Diabetes mellitus is a metabolic disorder resulting from a defect in insulin secretion, insulin action, or both. A consequence of diabetes is chronic hyperglycemia (elevated levels of blood glucose) with disturbances of carbohydrate, fat and protein metabolism. Long-term complications of diabetes mellitus include retinopathy, nephropathy, neuropathy, and increased risk of cardiovascular disease.
It is estimated that nearly 70 percent of Type 2 diabetic patients (17-20 mm US patients) will develop diabetic peripheral neuropathy (DPN) over the course of their disease. DPN, a progressive and debilitating complication of diabetes, is nerve damage caused by chronically high blood sugar in diabetic patients. It leads to numbness, tingling, loss of sensation, and frequently pain in the legs, hands, and feet. DPN is a significant cause of morbidity and mortality, accounting for more hospital admissions than all other diabetic complications combined, and is responsible for more than 60 percent of nontraumatic limb amputations. The only treatment available for DPN are agents that treat symptoms of pain; no treatment is available to slow or arrest the underlying disease of DPN. A disease modifying agent could have significant clinical importance and BioNevia believes BNV-222 could eventually be used to treat a large portion of this diabetic population.

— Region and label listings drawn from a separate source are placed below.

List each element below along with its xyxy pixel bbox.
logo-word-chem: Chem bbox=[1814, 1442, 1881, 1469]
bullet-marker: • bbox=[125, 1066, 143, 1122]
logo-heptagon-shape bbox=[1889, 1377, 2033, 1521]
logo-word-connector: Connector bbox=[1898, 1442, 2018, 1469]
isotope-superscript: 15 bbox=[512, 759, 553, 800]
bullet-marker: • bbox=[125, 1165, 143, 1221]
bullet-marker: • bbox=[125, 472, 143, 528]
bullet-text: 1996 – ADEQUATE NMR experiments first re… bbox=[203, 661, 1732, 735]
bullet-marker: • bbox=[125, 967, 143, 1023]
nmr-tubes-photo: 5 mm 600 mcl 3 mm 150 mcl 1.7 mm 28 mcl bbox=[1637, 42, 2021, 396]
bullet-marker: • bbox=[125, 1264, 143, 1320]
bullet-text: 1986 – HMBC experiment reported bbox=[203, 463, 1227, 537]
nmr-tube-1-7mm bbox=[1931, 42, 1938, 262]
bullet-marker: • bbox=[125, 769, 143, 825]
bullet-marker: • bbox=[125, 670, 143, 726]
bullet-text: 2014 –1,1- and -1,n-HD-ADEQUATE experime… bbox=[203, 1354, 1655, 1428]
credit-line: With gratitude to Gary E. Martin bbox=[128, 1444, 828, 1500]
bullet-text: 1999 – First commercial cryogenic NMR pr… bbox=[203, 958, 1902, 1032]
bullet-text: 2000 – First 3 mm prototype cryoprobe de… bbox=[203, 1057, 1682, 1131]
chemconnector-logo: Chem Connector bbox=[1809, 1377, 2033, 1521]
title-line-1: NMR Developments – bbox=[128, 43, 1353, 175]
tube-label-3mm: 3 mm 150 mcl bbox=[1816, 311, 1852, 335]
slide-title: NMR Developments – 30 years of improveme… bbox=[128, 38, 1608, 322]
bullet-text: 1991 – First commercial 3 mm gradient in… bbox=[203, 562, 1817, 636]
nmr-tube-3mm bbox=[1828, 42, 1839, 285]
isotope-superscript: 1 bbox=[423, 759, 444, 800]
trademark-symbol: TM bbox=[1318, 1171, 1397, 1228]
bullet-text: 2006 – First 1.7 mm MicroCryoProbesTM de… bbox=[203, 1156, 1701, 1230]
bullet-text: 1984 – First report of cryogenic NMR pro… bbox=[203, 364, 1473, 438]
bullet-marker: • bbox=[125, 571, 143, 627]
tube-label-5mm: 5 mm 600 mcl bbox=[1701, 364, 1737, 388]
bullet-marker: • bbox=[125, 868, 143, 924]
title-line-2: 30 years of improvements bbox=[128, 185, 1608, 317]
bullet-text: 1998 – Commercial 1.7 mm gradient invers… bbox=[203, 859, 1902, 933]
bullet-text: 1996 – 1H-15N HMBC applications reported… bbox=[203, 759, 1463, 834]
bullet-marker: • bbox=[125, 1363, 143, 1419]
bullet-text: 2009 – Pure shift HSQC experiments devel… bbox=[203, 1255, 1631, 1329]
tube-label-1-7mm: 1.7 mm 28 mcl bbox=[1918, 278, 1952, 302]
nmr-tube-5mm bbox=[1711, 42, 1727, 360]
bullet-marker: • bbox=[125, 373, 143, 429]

BVN-222 (diepalrestat choline) is a potential disease modifying, first-in-class treatment for slowing or arresting diabetic neuropathy, a progressive disease. BNV-222 is a cocrystal of epalrestat, an aldose reductase inhibitor (ARI). In long term studies (bibliography) epalrestat has shown efficacy when administered chronically in slowing or arresting progression of the nerve damage typical for patients with DPN. Aldose reductase is an enzyme normally present in many parts of the body, that functions by catalyzing one of the steps in the sorbitol/ polyol pathway responsible for the breakdown of glucose. In diabetics, aldose reductase activity increases as the glucose concentration rises, especially in those tissues that are not insulin sensitive, which include the lens of the eye, peripheral nerves and kidney. Sorbitol does not diffuse through cell membranes easily and therefore accumulates, causing osmotic damage which leads to retinopathy and neuropathy.
The company has completed enrollment on a 12-month Phase 2b clinical study for BNV-222 (clintrials.gov ) in 400 subjects with diabetic peripheral neuropathy. Patients will be evaluated for efficacy on DPN as well as assessments for visual acuity and diabetic retinopathy outcomes. The trial is fully recruited and results are anticipated in 2017. The goal of the development program is to establish a disease modifying effect of BNV-222 in this patient population by demonstration of prevention, delay, or reversal of diabetes-induced neuropathy, neuronal dysfunction and nerve conduction deficits. The company has a complete preclinical package, and Phase 1 data, and is ready to discuss the Phase 3 plan with the FDA and EMEA based on Phase 2 results. BioNevia has also gained regulatory buy-in within selected ex-US markets to initiate commercialization based on the Phase 2 outcome.